Now, television commercials and many action sequences on television routinely activate that orienting reflex once per second. And since we in this country, on average, watch television more than four and a half hours per day, those circuits of the brain are constantly being activated.
The constant and repetitive triggering of the orienting response induces a quasi-hypnotic state. It partially immobilizes viewers and creates an addiction to the constant stimulation of two areas of the brain: the amygdala and the hippocampus (part of the brain's memory and contextualizing system). It's almost as though we have a "receptor" for television in our brains.
When I was a boy growing up on our family farm in the summers, I learned how to hypnotize chickens. You hold the chicken down and then circle your finger around its head, making sure that its eyes trace your hand movement. After a sufficient number of circles, the chicken will become entranced and completely immobile. There's a lot you can do with a hypnotized chicken. You can use it as a paperweight, or you can use it as a doorstop, and either way, the chicken will sit there motionless, staring blankly. (What you can't do is use it as a football. Something about being thrown through the air seemed to wake that chicken right up.)

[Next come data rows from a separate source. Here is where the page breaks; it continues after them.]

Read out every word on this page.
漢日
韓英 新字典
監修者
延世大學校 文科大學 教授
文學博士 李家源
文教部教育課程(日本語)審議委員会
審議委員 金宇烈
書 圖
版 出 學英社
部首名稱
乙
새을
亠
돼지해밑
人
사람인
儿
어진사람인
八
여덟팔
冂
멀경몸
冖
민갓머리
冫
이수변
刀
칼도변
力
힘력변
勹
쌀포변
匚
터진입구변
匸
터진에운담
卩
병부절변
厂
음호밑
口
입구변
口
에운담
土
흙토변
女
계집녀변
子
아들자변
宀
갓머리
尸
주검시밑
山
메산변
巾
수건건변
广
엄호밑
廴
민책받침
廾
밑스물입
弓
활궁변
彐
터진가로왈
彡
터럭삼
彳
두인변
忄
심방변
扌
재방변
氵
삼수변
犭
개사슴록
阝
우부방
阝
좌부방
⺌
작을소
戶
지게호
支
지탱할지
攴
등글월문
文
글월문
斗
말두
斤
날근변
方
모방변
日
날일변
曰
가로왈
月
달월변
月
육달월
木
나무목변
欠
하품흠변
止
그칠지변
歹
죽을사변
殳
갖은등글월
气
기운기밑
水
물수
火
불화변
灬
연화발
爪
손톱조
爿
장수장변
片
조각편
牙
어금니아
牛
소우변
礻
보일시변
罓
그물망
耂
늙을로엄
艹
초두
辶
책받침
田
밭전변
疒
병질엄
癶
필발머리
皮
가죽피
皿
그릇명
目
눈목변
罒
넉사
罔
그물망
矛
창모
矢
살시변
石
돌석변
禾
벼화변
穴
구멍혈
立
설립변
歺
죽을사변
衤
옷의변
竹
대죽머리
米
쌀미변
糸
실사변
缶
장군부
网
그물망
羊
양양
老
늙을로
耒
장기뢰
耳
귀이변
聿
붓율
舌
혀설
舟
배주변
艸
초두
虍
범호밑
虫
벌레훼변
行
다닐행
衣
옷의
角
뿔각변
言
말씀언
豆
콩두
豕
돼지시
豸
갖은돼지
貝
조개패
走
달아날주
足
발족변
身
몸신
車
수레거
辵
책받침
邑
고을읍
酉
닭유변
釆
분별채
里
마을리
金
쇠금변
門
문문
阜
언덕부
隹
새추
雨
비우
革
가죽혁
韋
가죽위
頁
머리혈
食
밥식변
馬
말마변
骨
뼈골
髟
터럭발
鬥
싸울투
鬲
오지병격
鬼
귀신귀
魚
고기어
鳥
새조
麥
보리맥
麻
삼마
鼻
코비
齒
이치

It turns out that the immobility response in animals is an area that has received some scholarly attention, and here is one thing the scientists have found: The immobility response is strongly influenced by fear. A fear stimulus causes the chicken's amygdala to signal the release of neurochemicals, and controlled experiments show that they make immobility much more likely.
No, I'm not saying that television viewers are like hypnotized chickens. But there may be some lessons for us larger-brained humans in the experiences of barnyard hens. I remember times in my youth when I spent hours in front of a TV without noticing how much time had passed. My own experience tells me that extended television watching can be mind numbing.
That is one of the reasons why I feel so passionately about connecting the television medium to the Internet and opening it up to the creativity and talent of individuals. I believe it is extremely important to pay considerably more attention to the quality and integrity of television programming made by citizens. That is also one of the reasons I am concerned about the potential for exploitation of the television medium by those who seek to use it to manipulate public opinion in ways that bypass reason and logic.
Television's quasi-hypnotic effect is one reason that the political economy supported by the television industry is as different from the vibrant politics of America's first century as those politics were different from the feudalism that thrived on the ignorance of the masses of people in the Dark Ages.
Our systematic exposure to fear and other arousal stimuli on television can be exploited by the clever public relations specialist, advertiser, or politician. Barry Glassner, a professor of sociology at the University of Southern California, argues that there are three techniques that together make up "fearmongering": repetition, making the irregular seem regular, and misdirection. By using these narrative tools, anyone with a loud platform can ratchet up public anxieties and fears, distorting public discourse and reason.